In retrospect, it is tempting to wonder if this patient’s GCA and the complications of both GCA and its treatments might have been avoided if the patient had initially accepted treatment of her PMR with low-dose steroids. It would be unfortunate if her fear of medications actually resulted in the need to use even more medications. However, this is purely speculative, because we could find no data to support the theory that treating PMR early in its course might prevent the later development of GCA. Perhaps this could be an area of future study in the form of a retrospective case series, because a prospective study randomizing patients to delay treatment of PMR would be unethical.
Erin Hammett, DO, is a rheumatology fellow at Scripps Clinic/Scripps Green Hospital La Jolla, Calif. She completed her internal medicine residency at Santa Barbara Cottage Hospital.

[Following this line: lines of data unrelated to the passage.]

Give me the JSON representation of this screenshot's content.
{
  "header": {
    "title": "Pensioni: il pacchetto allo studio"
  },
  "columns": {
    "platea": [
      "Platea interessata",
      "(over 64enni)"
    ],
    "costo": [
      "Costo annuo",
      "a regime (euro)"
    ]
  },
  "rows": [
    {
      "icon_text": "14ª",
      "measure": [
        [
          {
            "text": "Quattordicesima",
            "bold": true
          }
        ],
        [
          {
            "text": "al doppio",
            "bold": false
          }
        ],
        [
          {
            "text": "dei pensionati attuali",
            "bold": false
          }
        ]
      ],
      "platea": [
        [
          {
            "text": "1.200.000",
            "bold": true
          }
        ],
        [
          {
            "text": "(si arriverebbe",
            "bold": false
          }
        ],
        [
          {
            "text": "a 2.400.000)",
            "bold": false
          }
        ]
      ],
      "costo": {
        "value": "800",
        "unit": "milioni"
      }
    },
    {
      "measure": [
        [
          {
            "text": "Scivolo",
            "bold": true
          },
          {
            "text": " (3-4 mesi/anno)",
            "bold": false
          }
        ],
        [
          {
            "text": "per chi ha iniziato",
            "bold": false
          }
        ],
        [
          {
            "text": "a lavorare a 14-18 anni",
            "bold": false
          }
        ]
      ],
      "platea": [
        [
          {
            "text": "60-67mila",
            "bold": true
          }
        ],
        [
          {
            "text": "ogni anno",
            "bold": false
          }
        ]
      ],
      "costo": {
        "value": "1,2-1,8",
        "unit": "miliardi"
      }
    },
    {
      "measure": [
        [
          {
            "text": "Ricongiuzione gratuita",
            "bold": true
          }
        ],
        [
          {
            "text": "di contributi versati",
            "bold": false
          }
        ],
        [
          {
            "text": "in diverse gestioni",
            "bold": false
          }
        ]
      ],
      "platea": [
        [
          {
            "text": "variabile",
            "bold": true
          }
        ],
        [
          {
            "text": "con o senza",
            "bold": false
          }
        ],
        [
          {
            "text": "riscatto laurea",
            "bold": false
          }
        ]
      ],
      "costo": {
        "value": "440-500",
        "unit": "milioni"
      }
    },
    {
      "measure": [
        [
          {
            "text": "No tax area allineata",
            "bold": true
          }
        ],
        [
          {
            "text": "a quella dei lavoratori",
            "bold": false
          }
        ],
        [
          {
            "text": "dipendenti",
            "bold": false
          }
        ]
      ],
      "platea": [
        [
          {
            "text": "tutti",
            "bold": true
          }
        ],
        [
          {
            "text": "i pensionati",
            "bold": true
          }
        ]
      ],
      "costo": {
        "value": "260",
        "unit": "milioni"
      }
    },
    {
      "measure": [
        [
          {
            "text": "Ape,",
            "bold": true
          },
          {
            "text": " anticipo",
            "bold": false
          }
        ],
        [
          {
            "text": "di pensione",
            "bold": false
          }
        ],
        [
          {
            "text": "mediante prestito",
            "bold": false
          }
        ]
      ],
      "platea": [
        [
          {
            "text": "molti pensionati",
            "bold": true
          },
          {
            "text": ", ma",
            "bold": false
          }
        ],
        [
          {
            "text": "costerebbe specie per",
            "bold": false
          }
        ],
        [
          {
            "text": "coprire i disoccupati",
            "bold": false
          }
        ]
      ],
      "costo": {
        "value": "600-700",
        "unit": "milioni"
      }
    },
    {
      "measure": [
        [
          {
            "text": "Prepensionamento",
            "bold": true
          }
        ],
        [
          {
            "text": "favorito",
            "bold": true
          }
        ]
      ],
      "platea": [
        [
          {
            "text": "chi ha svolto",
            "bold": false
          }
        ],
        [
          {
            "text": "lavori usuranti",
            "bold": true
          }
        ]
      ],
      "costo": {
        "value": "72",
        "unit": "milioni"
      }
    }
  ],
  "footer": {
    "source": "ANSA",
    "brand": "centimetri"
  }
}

Edward Skol, MD, is a rheumatology attending at Scripps Clinic/Scripps Green Hospital La Jolla, Calif. He completed his internal medicine residency at Scripps Mercy Hospital and rheumatology fellowship at Scripps Clinic/Scripps Green Hospital.
- Salvarani C, Cantini F, Hunder GG. Polymyalgia rheumatica and giant-cell arteritis. Lancet. 2008 Jul 19;372(9634):234–245.
- Kershner P, Wang-Cheng R. Psychiatric side effects of steroid therapy. Psychosomatics. 1989 spring;30(2):135–139.
- Stone JH, Tuckwell K, Dimonaco S, et al. Trial of tocilizumab in giant-cell arteritis. N Engl J Med. 2017 Jul 27;377(4):317–328.
- Tomasson G, Peloquin C, Mohammad A, et al. Risk for cardiovascular disease early and late after a diagnosis of giant-cell arteritis: A cohort study. Ann Intern Med. 2014 Jan 21;160(2):73–80.
- Schmidt WA, Natusch A, Möller DE, et al. Involvement of peripheral arteries in giant cell arteritis: A color Doppler sonography study. Clin Exp Rheumatol. 2002 May–Jun;20(3):309–318.
- Blockmans D, de Ceuninck L, Vanderschueren S, et al. Repetitive 18F-fluorodeoxyglucose positron emission tomography in giant cell arteritis: A prospective study of 35 patients. Arthritis Rheum. 2006 Feb;55(1):131–137.
- Langford CA, Cuthbertson D, Ytterberg SR, et al. A randomized, double-blind trial of abatacept (CTLA-4Ig) for the treatment of giant cell arteritis. Arthritis Rheumatol. 2017 Apr;69(4):837–845.